O Tribunal de Contas da União rejeitou as contas do governo Dilma, pois entendeu que a postergação de pagamentos teria natureza de empréstimo, o que não poderia ser feito sem a aprovação do Congresso. A origem dessa restrição está relacionada às crises fiscais das décadas de 1980 e 1990, quando bancos públicos financiaram o excesso de gastos dos Estados e enfrentaram problemas de solvência.
Algumas interpretações, como a do recente despacho do MPF (Ministério Público Federal), entendem que essas transações não se enquadram no conceito legal de empréstimo ou no de operação de crédito, portanto não precisariam da aprovação do Congresso. Assim, as pedaladas seriam medidas administrativas e não crimes de responsabilidade, já que elas não beneficiaram financeiramente um amigo ou alguém do governo, ou mesmo terceiros. O MPF também concluiu que a prática minou a credibilidade das contas públicas e funcionou como um drible nas estatísticas do Banco Central.
No entanto, outros entendem que as pedaladas são um crime de responsabilidade do governante. O PSDB, em seu site, afirma que, “sem transferir o dinheiro para essas instituições, a contabilidade mensal do governo aparecia sempre melhor do que ela estava na prática. Dessa forma, o mercado financeiro acabava “enganado” pela manobra, sem ter a noção exata de que as contas da União estavam piores do que apontavam os dados”.

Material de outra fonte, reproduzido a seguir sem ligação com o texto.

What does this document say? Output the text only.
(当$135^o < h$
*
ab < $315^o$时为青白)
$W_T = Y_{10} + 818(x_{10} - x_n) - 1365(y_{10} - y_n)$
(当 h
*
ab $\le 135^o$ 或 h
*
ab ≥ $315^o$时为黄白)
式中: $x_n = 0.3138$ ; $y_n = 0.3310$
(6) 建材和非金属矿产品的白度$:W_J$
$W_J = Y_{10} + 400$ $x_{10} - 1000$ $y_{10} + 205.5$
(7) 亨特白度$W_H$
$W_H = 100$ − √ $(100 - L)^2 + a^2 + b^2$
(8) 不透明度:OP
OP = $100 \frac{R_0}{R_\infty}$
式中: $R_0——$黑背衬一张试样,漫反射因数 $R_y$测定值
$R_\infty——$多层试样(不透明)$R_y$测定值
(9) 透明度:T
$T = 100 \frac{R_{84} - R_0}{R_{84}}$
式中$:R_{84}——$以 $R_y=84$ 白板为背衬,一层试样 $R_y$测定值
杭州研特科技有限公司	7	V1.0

Na literatura contábil, encontramos frequentemente o termo fraude –ou seja, práticas contrárias às normas vigentes– e também as expressões contabilidade criativa e gerenciamento de resultados –que se referem a práticas deliberadamente utilizadas para apresentar um resultado desejado e que, apesar de serem oportunistas, normalmente não ferem as normas contábeis.
Na minha tese de doutorado, utilizei a expressão “manipulação contábil” como um conceito que englobaria tanto fraude como gerenciamento de resultados. A pedalada ainda não conquistou o ambiente acadêmico, mas, com toda a divulgação que teve, dificilmente nos esqueceremos dos novos significados dessa palavra.